Location
- Box 239, 5000 Skateen Ave. Gitlaxt'aamiks, British Columbia, V0J 1A0 Canada
- Coordinates: 55°12′18″N 129°04′21″W﻿ / ﻿55.2050°N 129.0724°W

Information
- School type: Public, K-12 school
- School board: School District 92 Nisga'a
- Principal: Mark Koebel
- Staff: 35+
- Grades: K-12
- Enrollment: 240 (approx.)
- Language: English, Nisga'a
- Colours: Red, White, Black
- Team name: Nighthawks
- Website: ness.nisgaa.bc.ca

= Nisgaʼa Elementary Secondary School =

Nisga'a Elementary Secondary School (NESS) is a public K-12 school in Gitlaxt'aamiks, British Columbia, Canada. NESS is operated by School District 92 Nisga'a. It is the elementary school for Gitlaxt'aamiks as well as the designated secondary school for the area of the Nisga'a people in the Nass Valley, including the communities of Gitlaxt'aamiks (New Aiyansh), Gitwinksihlkw (Canyon City), Laxgalts'ap (Greenville), Gingolx (Kincolith), and surrounding settlements.
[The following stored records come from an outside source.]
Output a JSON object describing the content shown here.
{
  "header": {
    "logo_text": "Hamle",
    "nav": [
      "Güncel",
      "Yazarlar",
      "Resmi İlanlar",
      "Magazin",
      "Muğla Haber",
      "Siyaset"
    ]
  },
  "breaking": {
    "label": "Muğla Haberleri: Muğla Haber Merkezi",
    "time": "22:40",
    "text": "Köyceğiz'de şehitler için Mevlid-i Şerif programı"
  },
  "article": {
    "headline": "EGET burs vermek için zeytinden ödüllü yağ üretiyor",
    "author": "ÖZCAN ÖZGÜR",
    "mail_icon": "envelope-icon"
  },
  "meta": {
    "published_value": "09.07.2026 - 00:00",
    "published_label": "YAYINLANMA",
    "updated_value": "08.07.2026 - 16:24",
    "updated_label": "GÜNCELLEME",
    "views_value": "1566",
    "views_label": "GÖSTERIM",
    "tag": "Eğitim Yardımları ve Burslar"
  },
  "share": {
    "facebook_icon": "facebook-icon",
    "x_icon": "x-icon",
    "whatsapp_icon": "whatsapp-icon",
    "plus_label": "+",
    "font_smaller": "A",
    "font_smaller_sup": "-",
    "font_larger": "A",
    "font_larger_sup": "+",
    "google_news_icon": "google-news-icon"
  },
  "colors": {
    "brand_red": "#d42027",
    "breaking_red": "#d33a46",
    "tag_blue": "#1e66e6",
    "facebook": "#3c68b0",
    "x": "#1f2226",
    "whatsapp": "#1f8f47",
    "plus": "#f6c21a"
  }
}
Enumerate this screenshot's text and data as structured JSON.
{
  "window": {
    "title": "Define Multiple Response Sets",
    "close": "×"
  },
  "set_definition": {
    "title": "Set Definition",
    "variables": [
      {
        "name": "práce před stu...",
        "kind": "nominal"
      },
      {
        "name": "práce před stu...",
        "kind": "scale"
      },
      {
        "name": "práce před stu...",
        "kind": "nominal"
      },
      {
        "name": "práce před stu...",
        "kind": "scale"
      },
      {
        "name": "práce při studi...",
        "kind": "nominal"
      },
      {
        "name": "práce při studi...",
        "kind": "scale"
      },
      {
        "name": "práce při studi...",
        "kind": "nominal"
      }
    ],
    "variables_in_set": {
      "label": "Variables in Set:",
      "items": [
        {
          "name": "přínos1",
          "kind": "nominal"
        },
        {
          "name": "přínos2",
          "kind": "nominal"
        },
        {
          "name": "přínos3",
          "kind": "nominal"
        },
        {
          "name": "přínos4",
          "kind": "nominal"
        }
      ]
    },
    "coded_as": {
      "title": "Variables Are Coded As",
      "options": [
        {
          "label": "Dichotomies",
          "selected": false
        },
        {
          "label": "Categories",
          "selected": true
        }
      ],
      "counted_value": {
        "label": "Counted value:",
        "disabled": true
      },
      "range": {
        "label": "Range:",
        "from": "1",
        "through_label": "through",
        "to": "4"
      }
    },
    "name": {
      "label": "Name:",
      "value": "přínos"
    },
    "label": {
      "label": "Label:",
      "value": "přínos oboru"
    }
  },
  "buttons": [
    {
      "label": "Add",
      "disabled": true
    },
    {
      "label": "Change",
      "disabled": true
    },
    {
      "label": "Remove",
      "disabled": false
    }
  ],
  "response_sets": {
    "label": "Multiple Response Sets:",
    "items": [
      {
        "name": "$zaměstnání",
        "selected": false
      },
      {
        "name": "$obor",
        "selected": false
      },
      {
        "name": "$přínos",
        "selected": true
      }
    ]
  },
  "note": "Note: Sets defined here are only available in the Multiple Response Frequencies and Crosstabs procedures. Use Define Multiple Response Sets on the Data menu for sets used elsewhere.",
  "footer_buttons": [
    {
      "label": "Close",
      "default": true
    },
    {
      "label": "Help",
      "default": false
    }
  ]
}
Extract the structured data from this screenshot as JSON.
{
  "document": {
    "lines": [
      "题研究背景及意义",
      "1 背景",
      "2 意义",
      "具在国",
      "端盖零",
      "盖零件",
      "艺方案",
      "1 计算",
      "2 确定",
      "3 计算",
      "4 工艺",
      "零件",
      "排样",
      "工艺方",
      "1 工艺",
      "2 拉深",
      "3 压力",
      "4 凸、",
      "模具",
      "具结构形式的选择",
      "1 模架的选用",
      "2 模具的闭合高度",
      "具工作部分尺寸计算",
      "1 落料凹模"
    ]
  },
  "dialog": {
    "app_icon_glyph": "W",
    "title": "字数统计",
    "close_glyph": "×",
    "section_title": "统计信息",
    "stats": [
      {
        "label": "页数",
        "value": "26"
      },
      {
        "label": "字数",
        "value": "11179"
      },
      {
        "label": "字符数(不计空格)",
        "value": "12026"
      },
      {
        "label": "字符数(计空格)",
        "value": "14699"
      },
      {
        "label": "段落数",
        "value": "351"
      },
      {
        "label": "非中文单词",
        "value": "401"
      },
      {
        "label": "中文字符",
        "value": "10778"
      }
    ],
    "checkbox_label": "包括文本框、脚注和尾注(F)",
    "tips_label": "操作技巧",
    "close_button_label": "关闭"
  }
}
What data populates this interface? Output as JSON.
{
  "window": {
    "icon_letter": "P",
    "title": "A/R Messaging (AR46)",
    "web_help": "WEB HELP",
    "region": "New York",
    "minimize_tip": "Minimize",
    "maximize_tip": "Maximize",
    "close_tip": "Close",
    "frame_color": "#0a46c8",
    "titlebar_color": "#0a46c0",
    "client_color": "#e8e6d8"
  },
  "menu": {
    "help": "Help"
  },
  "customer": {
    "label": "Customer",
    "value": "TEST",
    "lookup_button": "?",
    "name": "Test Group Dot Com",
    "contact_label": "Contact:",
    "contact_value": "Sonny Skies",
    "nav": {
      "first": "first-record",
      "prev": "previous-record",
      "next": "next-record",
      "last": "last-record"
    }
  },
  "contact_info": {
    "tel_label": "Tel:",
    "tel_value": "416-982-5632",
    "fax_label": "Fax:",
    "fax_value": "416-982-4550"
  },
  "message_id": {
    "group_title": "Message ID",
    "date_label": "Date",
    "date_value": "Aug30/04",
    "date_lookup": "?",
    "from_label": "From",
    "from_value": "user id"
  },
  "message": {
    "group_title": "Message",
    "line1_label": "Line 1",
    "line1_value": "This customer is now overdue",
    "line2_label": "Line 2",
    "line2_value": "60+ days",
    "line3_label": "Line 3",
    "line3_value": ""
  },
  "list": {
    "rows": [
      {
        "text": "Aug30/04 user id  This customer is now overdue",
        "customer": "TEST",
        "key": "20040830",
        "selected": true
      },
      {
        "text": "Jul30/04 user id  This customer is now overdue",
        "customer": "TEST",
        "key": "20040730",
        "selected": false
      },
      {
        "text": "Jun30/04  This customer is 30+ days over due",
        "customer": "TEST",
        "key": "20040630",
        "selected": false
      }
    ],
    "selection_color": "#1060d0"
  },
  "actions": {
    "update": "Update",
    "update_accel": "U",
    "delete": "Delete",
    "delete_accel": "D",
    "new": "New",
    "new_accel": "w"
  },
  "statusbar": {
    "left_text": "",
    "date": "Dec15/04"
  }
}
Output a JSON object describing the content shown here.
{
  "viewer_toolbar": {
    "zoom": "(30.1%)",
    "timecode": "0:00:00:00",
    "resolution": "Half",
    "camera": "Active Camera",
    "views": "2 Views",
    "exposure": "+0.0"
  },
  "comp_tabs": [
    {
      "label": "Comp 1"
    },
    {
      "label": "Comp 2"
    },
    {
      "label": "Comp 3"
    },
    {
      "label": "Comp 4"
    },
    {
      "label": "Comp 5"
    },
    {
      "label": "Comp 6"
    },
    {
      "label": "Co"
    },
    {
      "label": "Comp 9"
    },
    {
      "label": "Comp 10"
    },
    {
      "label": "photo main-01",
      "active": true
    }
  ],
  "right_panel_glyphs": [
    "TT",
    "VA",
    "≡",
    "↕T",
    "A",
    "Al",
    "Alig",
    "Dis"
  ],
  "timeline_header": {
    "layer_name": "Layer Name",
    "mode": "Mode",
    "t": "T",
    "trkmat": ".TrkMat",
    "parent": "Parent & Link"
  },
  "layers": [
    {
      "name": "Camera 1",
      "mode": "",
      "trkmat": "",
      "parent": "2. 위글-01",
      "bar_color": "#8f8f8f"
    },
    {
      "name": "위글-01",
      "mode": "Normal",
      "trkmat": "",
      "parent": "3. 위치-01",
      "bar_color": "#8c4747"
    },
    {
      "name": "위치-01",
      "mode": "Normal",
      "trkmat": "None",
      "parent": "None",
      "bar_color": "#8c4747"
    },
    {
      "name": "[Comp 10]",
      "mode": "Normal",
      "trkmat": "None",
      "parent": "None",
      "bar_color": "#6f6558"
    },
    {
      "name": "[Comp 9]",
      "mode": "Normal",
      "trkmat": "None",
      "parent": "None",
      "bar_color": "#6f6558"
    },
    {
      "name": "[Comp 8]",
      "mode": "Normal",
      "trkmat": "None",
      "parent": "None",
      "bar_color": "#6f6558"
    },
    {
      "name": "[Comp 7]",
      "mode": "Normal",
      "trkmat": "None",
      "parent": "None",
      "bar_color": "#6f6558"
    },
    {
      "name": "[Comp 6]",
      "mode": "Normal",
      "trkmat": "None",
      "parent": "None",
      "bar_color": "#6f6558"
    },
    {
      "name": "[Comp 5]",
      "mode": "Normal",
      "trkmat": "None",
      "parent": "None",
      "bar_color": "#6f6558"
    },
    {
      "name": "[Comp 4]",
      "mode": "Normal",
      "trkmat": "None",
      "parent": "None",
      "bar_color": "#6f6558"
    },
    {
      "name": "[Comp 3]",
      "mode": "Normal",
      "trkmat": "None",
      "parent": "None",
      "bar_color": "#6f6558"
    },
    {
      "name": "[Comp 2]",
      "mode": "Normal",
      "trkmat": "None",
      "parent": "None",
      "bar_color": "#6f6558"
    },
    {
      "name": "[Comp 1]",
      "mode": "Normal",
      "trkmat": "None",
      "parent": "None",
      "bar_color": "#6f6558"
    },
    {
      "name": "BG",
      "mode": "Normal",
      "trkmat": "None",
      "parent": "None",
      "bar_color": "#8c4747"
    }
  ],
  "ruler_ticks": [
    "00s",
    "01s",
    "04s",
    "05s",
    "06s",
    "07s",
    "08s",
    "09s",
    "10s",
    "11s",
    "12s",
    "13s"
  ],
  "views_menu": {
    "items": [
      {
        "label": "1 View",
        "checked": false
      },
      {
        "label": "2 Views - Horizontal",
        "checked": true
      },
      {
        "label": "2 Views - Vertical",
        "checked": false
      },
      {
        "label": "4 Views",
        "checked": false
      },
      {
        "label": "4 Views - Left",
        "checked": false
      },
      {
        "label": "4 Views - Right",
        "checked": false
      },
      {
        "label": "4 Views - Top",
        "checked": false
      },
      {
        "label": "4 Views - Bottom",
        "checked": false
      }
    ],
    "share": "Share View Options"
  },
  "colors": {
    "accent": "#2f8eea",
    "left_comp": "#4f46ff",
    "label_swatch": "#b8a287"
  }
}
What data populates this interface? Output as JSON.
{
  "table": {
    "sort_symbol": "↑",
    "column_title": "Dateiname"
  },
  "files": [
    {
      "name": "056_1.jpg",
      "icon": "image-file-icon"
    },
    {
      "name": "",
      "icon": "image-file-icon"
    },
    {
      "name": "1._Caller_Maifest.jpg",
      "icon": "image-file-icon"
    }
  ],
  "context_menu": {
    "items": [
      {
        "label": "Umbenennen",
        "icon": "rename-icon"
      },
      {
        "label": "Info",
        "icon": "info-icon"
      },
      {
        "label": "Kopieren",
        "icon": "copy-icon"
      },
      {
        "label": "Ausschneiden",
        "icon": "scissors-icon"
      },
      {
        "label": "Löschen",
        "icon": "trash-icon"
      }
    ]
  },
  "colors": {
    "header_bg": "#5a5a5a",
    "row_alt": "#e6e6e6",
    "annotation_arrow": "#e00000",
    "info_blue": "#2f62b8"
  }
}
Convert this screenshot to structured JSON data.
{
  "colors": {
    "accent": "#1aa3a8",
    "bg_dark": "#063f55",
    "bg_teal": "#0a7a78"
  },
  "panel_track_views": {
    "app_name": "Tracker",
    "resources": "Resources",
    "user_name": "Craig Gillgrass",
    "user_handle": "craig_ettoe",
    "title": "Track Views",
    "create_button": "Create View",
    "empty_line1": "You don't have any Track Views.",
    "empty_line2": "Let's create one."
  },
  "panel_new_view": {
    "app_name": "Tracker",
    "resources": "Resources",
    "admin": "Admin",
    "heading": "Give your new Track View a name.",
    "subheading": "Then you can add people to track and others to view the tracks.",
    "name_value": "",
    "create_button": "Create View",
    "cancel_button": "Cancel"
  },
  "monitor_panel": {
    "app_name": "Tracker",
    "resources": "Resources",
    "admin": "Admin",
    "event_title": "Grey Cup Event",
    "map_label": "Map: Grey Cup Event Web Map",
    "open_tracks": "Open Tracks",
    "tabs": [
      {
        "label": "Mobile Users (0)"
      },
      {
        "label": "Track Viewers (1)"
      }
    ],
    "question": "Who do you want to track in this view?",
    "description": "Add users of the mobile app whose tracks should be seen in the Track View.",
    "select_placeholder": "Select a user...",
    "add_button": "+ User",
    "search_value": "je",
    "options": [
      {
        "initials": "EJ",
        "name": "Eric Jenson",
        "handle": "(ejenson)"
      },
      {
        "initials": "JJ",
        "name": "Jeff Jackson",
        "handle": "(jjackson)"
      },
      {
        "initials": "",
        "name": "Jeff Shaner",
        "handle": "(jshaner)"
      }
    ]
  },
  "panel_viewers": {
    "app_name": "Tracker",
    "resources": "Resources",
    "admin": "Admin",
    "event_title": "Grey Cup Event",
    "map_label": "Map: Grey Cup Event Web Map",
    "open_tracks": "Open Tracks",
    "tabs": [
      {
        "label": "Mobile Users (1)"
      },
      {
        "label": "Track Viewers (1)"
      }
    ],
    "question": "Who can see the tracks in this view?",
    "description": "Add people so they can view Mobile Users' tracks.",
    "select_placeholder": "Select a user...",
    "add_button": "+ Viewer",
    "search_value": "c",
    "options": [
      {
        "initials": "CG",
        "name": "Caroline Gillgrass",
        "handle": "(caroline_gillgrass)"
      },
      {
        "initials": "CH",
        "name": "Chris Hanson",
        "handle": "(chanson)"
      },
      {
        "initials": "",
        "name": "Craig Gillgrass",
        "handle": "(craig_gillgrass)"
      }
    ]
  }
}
Secondary grades-level students from outside of Gitlaxt'aamiks are bussed to the school each day.

In 2010 ninety-eight percent (98%) of students in the district were First Nations, primarily Nisga’a and others from northwestern British Columbia. In 2010–2011, 36.4% were classified as English as a second language (ESL) students.

In addition to core academic and physical education subjects, NESS offers courses in special education and in the Nisga'a language.

Since 2002, a high percentage of students have not met the school district's academic targets. Missed targets are in key areas such as mathematics, language, and school completion. In the 2001–2011 academic years, 50.1% of NESS students graduated. To address these problems, the school district announced in June, 2012 a district-wide restructuring. This will see NESS transform from serving students in K-12 to serving K-6 and grade 9–12, grade 7-8 classes will move to Laxgalts’ap, and more classes will be single-grade.